Je trouve que ce rapport est accablant et à la limite du scandale. Alors que l’élevage traditionnel est vertueux et de qualité, il est montré du doigt et c’est anormal. L’abandonner voudrait dire laisser une place encore plus importante à l’élevage industriel et aux importations. Pourtant, nous savons toutes et tous, aujourd’hui, à quel point cela pollue. On néglige dans ce rapport le rôle de l’agriculture et on conteste l’existant. Au Conseil départemental de la Dordogne, nous souhaitons soutenir une agriculture à taille humaine, un élevage traditionnel qui assure la fertilité des sols, loin de l’élevage intensif, une agriculture paysanne qui fait moins, mais mieux, et prend également en compte le bien-être animal.
Le Département de la Dordogne est une collectivité locale en pointe à l’échelle de la France pour la restauration bio et locale dans les cantines des collèges.

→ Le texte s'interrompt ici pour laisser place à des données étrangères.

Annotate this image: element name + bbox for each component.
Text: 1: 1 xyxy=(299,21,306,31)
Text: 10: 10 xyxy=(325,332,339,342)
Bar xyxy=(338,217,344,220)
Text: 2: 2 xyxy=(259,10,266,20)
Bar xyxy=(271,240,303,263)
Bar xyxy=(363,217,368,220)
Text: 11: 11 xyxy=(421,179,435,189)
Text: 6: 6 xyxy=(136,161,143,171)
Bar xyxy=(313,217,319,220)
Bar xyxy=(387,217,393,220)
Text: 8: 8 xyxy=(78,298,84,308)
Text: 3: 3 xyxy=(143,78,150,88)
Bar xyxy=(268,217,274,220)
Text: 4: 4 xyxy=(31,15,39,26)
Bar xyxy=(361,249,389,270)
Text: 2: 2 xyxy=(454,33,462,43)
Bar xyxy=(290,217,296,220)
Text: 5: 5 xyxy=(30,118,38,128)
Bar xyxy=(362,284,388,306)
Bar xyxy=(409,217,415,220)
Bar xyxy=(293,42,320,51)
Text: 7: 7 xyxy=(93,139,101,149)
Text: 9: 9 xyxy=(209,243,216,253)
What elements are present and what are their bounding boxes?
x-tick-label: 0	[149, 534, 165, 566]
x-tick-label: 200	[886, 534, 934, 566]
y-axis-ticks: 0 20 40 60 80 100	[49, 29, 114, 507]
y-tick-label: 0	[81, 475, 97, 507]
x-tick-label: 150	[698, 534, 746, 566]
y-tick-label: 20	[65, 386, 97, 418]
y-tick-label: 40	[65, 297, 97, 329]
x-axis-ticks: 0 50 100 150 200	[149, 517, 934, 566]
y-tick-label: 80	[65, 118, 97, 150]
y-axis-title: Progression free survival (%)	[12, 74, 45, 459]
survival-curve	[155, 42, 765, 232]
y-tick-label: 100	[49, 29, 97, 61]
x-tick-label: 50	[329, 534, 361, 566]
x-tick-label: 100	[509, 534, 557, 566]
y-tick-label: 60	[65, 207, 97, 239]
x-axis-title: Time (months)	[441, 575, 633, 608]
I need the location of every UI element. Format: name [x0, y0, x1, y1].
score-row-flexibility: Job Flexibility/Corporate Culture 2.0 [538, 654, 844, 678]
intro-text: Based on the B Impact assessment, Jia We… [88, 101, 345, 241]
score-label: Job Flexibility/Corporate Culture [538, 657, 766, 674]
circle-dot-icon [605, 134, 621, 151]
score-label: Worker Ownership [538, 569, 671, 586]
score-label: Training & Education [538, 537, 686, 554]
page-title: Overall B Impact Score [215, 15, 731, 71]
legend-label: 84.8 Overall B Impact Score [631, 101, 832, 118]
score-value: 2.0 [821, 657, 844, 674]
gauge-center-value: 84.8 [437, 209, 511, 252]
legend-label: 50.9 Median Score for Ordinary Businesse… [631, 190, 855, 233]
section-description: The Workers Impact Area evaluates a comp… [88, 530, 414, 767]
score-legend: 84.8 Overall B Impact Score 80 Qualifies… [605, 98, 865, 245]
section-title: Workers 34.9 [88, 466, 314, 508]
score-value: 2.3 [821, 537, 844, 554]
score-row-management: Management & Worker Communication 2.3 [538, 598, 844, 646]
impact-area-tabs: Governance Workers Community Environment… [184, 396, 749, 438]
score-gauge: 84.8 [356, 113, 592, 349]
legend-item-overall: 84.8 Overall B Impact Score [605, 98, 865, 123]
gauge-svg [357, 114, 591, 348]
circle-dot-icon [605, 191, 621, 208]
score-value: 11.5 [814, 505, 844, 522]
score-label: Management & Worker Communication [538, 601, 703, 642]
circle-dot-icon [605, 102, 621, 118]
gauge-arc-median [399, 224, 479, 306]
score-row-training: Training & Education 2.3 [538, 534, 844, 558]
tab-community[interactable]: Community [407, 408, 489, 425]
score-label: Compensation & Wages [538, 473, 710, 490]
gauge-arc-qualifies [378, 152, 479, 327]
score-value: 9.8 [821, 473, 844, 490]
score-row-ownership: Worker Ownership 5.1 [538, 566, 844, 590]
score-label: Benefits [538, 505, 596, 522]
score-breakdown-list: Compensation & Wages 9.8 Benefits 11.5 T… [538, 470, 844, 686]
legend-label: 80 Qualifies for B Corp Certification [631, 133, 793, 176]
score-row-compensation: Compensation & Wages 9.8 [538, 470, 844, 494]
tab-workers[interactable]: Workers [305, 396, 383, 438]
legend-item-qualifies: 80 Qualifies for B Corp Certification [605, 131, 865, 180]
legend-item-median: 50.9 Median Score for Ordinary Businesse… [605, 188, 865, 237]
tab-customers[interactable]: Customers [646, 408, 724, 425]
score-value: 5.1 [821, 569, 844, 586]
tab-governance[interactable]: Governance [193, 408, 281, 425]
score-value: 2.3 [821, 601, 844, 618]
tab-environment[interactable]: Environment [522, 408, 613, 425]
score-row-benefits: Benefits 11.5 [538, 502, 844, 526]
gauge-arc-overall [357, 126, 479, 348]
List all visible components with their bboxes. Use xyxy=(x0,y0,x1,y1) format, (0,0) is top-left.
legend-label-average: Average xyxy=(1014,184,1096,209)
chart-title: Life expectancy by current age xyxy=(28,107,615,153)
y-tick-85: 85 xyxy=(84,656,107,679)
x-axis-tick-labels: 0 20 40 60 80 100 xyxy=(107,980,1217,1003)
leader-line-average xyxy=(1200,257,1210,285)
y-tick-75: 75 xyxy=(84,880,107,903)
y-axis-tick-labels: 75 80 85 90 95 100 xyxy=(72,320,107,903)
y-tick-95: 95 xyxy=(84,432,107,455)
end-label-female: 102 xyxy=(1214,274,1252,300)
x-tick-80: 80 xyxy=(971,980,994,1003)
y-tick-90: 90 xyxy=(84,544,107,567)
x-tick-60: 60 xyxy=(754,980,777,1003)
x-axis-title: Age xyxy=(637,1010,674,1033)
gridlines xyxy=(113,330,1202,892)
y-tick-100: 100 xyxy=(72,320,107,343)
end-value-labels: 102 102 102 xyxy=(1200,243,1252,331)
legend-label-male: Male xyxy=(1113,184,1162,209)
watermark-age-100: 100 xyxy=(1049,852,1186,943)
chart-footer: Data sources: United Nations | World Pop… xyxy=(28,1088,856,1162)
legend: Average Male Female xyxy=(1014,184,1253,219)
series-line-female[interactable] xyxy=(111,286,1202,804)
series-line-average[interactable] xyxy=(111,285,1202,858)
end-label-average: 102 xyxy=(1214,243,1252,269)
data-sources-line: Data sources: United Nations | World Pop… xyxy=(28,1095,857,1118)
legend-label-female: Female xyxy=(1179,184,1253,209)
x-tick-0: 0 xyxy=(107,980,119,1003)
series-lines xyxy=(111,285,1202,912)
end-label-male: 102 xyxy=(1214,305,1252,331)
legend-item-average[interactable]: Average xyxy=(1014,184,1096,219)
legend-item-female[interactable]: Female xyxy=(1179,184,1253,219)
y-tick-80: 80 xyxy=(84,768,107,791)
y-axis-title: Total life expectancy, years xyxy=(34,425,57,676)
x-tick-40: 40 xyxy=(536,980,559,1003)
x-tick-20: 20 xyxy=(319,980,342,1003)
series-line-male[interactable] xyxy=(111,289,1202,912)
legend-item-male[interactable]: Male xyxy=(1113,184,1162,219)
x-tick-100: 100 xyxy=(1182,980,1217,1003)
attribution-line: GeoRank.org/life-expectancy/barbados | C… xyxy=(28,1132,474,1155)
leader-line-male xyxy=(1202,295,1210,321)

Cela prouve que l’on peut être un département rural, agricole et fervent défenseur de l’environnement ?
Nous sommes dans une démarche vertueuse de relocalisation de l’agriculture, qui alimente en produits bio et locaux nos collèges. Quand on fait le bilan, avant, dans nos cantines, il y avait 20% de produits locaux, aujourd’hui, avec la labellisation, on est à 80%.
C’est désormais un travail à faire avec d’autres restaurations collectives comme dans les EHPAD, par exemple, et nous allons essayer de trouver des solutions avec Manger Bio Périgord.
Nous sommes un département rural, agricole et nous prônons l’excellence environnementale. Il faut arrêter d’opposer les deux. En respectant la ruralité, en respectant nos agriculteurs et en respectant notre terre, nous laisserons un monde meilleur demain, plus sain, pour toute forme de vie.
Vous étiez aux côtés des agriculteurs du Ribéracois en janvier dernier lors de leur manifestation. Ils ont été nombreux à être impactés par l’orage de grêle et à voir leurs exploitations mises à mal. Est-ce que la situation s’est améliorée de ce côté-là ?
Il n’y a pas de réelles améliorations. Certains agriculteurs ont des pertes très importantes. Les aides de l’Etat ne dépassent pas les 20 000 euros par exploitation, or les pertes sont largement supérieures.
Le Département a mis en place des mesures de son côté, dont le Revenu de Solidarité Active (RSA) par dérogation et des aides exceptionnelles d’urgence, afin de permettre aux éleveurs la mise en place de semis de cultures fourragères.
Les laitiers et les céréaliers ont été les plus impactés et il faudra des années pour que ces agriculteurs se relèvent.
La Dordogne est le département qui accompagne le plus ses agriculteurs en Nouvelle-Aquitaine. Pouvez-vous nous expliquer quelle politique vous avez choisie de mener ?
Depuis 2016, le Conseil départemental de la Dordogne a fait évoluer ses politiques publiques en faveur de l’agriculture en les intégrant dans une stratégie globale d’autosuffisance alimentaire. Celle-ci s’est notamment traduite par le programme 100 % bio, local et « fait maison » à destination de ses collèges, qui est reconnu à la fois sur le plan national et au niveau européen.
Nous souhaitons être en mesure d’accompagner notre agriculture dans une évolution qui permettra de concilier viabilité économique, changement climatique et préservation de l’environnement. Nous avons donc tout d’abord adopté les orientations suivantes en matière agricole : promouvoir et organiser les circuits courts, la vente directe et l’approvisionnement de nos industries agroalimentaires, contribuer à l’installation et à la transmission, développer une agriculture durable, accompagner les territoires ruraux et promouvoir des produits de qualité, soutenir les agriculteurs en difficulté, développer le manger Local, 100 % bio, « fait maison » et la valorisation des produits bio locaux auprès de la restauration collective de notre territoire.
Nous avons la chance d’avoir un service de l’agriculture et de l’agroalimentaire qui apporte de son côté une ingénierie au profit des autres collectivités, notamment dans le cadre de projets innovants.
A terme, nous voulons que tous les agriculteurs de Dordogne puissent créer de la valeur ajoutée sur leur exploitation. Pour cela, nous allons travailler à améliorer la traçabilité qualitative des productions agricoles, contribuer à l’attractivité de la profession agricole, réduire l’impact environnemental de notre agriculture et accompagner sa relocalisation économique.